The Japanese raid was unlike the attack on Pearl Harbor in that it was launched against a nation that had already declared war on Japan (on 8 December 1941). It was similar in that it was a successful aerial surprise attack on a naval target that came as a great shock to the attacked nation. While the number of bombs dropped on Darwin (681 bombs weighing 114,100 kilograms (251,500 lb) by 205 bombers) exceeded those dropped on Pearl Harbor (457 bombs [including 40 torpedoes]) weighing 133,560 kilograms (294,450 lb) by 273), loss of life was much greater at Pearl Harbor (more than 2,400 people) than Darwin (236 people) due to the presence of capital ships and the catastrophic loss of a single battleship, the USS Arizona, and its 1,177 men.
A frequently repeated myth is that the Australian government downplayed the damage from the bombing raids on Darwin, in a "cover up". The newspapers of the day disprove this claim. On the day of the attack the Prime Minister is quoted on the front pages of most newspapers: "Damage to property was considerable", he said, "but reports so far to hand do not give precise particulars about the loss of life." "The Government regards the attacks as most grave, and makes it quite clear that a severe blow has been struck on Australian soil."
After the massive 19 February 1942 Japanese raid, the Northern Territory and parts of Western Australia's north were bombed probably around 100 more times – research is ongoing by Lewis – between 4 March 1942 and 12 November 1943. One of the heaviest attacks took place on 16 June 1942 when a large Japanese force set fire to the oil fuel tanks around the harbour and inflicted severe damage to the vacant banks, stores and railway yards. The Allied navies largely abandoned the naval base at Darwin after the initial 19 February attack, dispersing most of their forces to Brisbane, Fremantle, and other smaller seaports.
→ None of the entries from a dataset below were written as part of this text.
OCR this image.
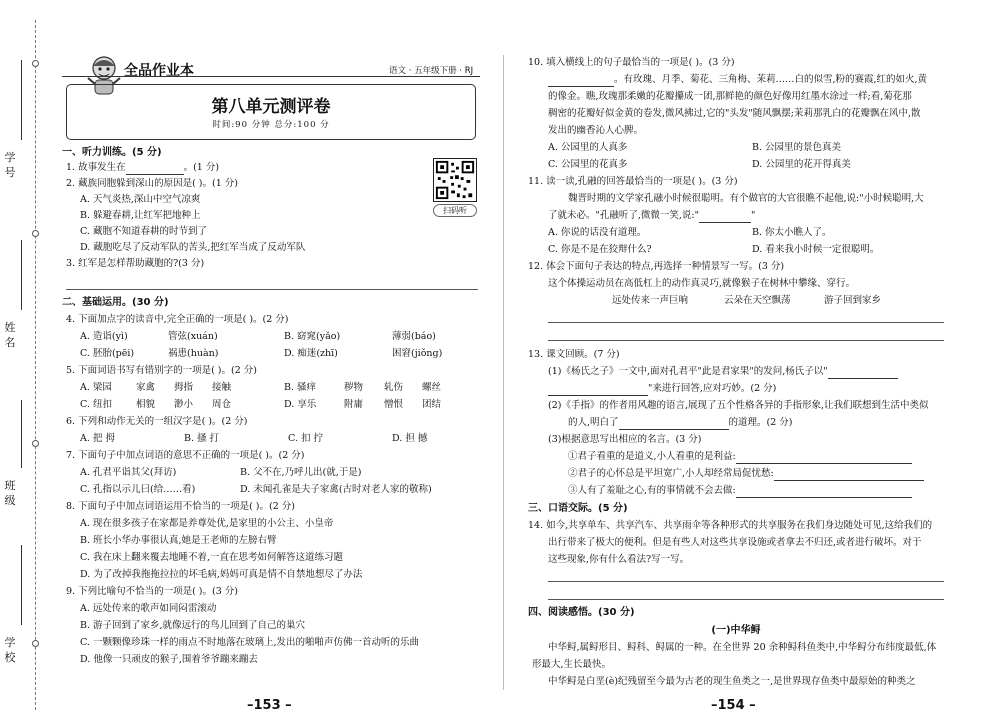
学 号
姓 名
班 级
学 校
全品作业本	语文 · 五年级下册 · RJ
第八单元测评卷
时间:90 分钟 总分:100 分
扫码听
一、听力训练。(5 分)
1. 故事发生在	。(1 分)
2. 藏族同胞躲到深山的原因是( )。(1 分)
A. 天气炎热,深山中空气凉爽
B. 躲避春耕,让红军把地种上
C. 藏胞不知道春耕的时节到了
D. 藏胞吃尽了反动军队的苦头,把红军当成了反动军队
3. 红军是怎样帮助藏胞的?(3 分)
二、基础运用。(30 分)
4. 下面加点字的读音中,完全正确的一项是( )。(2 分)
A. 造诣(yì)	管弦(xuán)	B. 窈窕(yǎo)	薄弱(báo)
C. 胚胎(pēi)	祸患(huàn)	D. 痴迷(zhī)	困窘(jiǒng)
5. 下面词语书写有错别字的一项是( )。(2 分)
A. 梁园	家禽 拇指 接触	B. 骚痒	秽物 轧伤 螺丝
C. 纽扣	相貌 渺小 周仓	D. 享乐	附庸 憎恨 团结
6. 下列和动作无关的一组汉字是( )。(2 分)
A. 把 拇	B. 搔 打	C. 扣 拧	D. 担 撼
7. 下面句子中加点词语的意思不正确的一项是( )。(2 分)
A. 孔君平诣其父(拜访)	B. 父不在,乃呼儿出(就,于是)
C. 孔指以示儿曰(给……看)	D. 未闻孔雀是夫子家禽(古时对老人家的敬称)
8. 下面句子中加点词语运用不恰当的一项是( )。(2 分)
A. 现在很多孩子在家都是养尊处优,是家里的小公主、小皇帝
B. 班长小华办事很认真,她是王老师的左膀右臂
C. 我在床上翻来覆去地睡不着,一直在思考如何解答这道练习题
D. 为了改掉我拖拖拉拉的坏毛病,妈妈可真是情不自禁地想尽了办法
9. 下列比喻句不恰当的一项是( )。(3 分)
A. 远处传来的歌声如同闷雷滚动
B. 游子回到了家乡,就像远行的鸟儿回到了自己的巢穴
C. 一颗颗像珍珠一样的雨点不时地落在玻璃上,发出的啪啪声仿佛一首动听的乐曲
D. 他像一只顽皮的猴子,围着爷爷蹦来蹦去
–153 –
10. 填入横线上的句子最恰当的一项是( )。(3 分)
。有玫瑰、月季、菊花、三角梅、茉莉……白的似雪,粉的赛霞,红的如火,黄
的像金。瞧,玫瑰那柔嫩的花瓣攥成一团,那鲜艳的颜色好像用红墨水涂过一样;看,菊花那
稠密的花瓣好似金黄的卷发,微风拂过,它的"头发"随风飘摆;茉莉那乳白的花瓣飘在风中,散
发出的幽香沁人心脾。
A. 公园里的人真多	B. 公园里的景色真美
C. 公园里的花真多	D. 公园里的花开得真美
11. 读一读,孔融的回答最恰当的一项是( )。(3 分)
魏晋时期的文学家孔融小时候很聪明。有个做官的大官很瞧不起他,说:"小时候聪明,大
了就未必。"孔融听了,微微一笑,说:"	"
A. 你说的话没有道理。	B. 你太小瞧人了。
C. 你是不是在狡辩什么?	D. 看来我小时候一定很聪明。
12. 体会下面句子表达的特点,再选择一种情景写一写。(3 分)
这个体操运动员在高低杠上的动作真灵巧,就像猴子在树林中攀缘、穿行。
远处传来一声巨响	云朵在天空飘荡	游子回到家乡
13. 课文回顾。(7 分)
(1)《杨氏之子》一文中,面对孔君平"此是君家果"的发问,杨氏子以"
"来进行回答,应对巧妙。(2 分)
(2)《手指》的作者用风趣的语言,展现了五个性格各异的手指形象,让我们联想到生活中类似
的人,明白了	的道理。(2 分)
(3)根据意思写出相应的名言。(3 分)
①君子看重的是道义,小人看重的是利益:
②君子的心怀总是平坦宽广,小人却经常局促忧愁:
③人有了羞耻之心,有的事情就不会去做:
三、口语交际。(5 分)
14. 如今,共享单车、共享汽车、共享雨伞等各种形式的共享服务在我们身边随处可见,这给我们的
出行带来了极大的便利。但是有些人对这些共享设施或者拿去不归还,或者进行破坏。对于
这些现象,你有什么看法?写一写。
四、阅读感悟。(30 分)
(一)中华鲟
中华鲟,属鲟形目、鲟科、鲟属的一种。在全世界 20 余种鲟科鱼类中,中华鲟分布纬度最低,体
形最大,生长最快。
中华鲟是白垩(è)纪残留至今最为古老的现生鱼类之一,是世界现存鱼类中最原始的种类之
–154 –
Conversely, Allied air commanders launched a major build-up in the Darwin area, building more airfields and deploying many squadrons.
The four IJN aircraft carriers (Akagi, Kaga, Hiryū, and Sōryū) that participated in the Bombing of Darwin were later sunk during the Battle of Midway in June 1942.
A memorial ceremony is held every year on 19 February at the Cenotaph in Darwin. At 9:58 am, a World War II Air Raid Siren sounds to mark the precise time of the first attack. The raid is also portrayed in the 2008 film Australia as a major plot event, although it inaccurately shows Japanese troops on the ground around Darwin.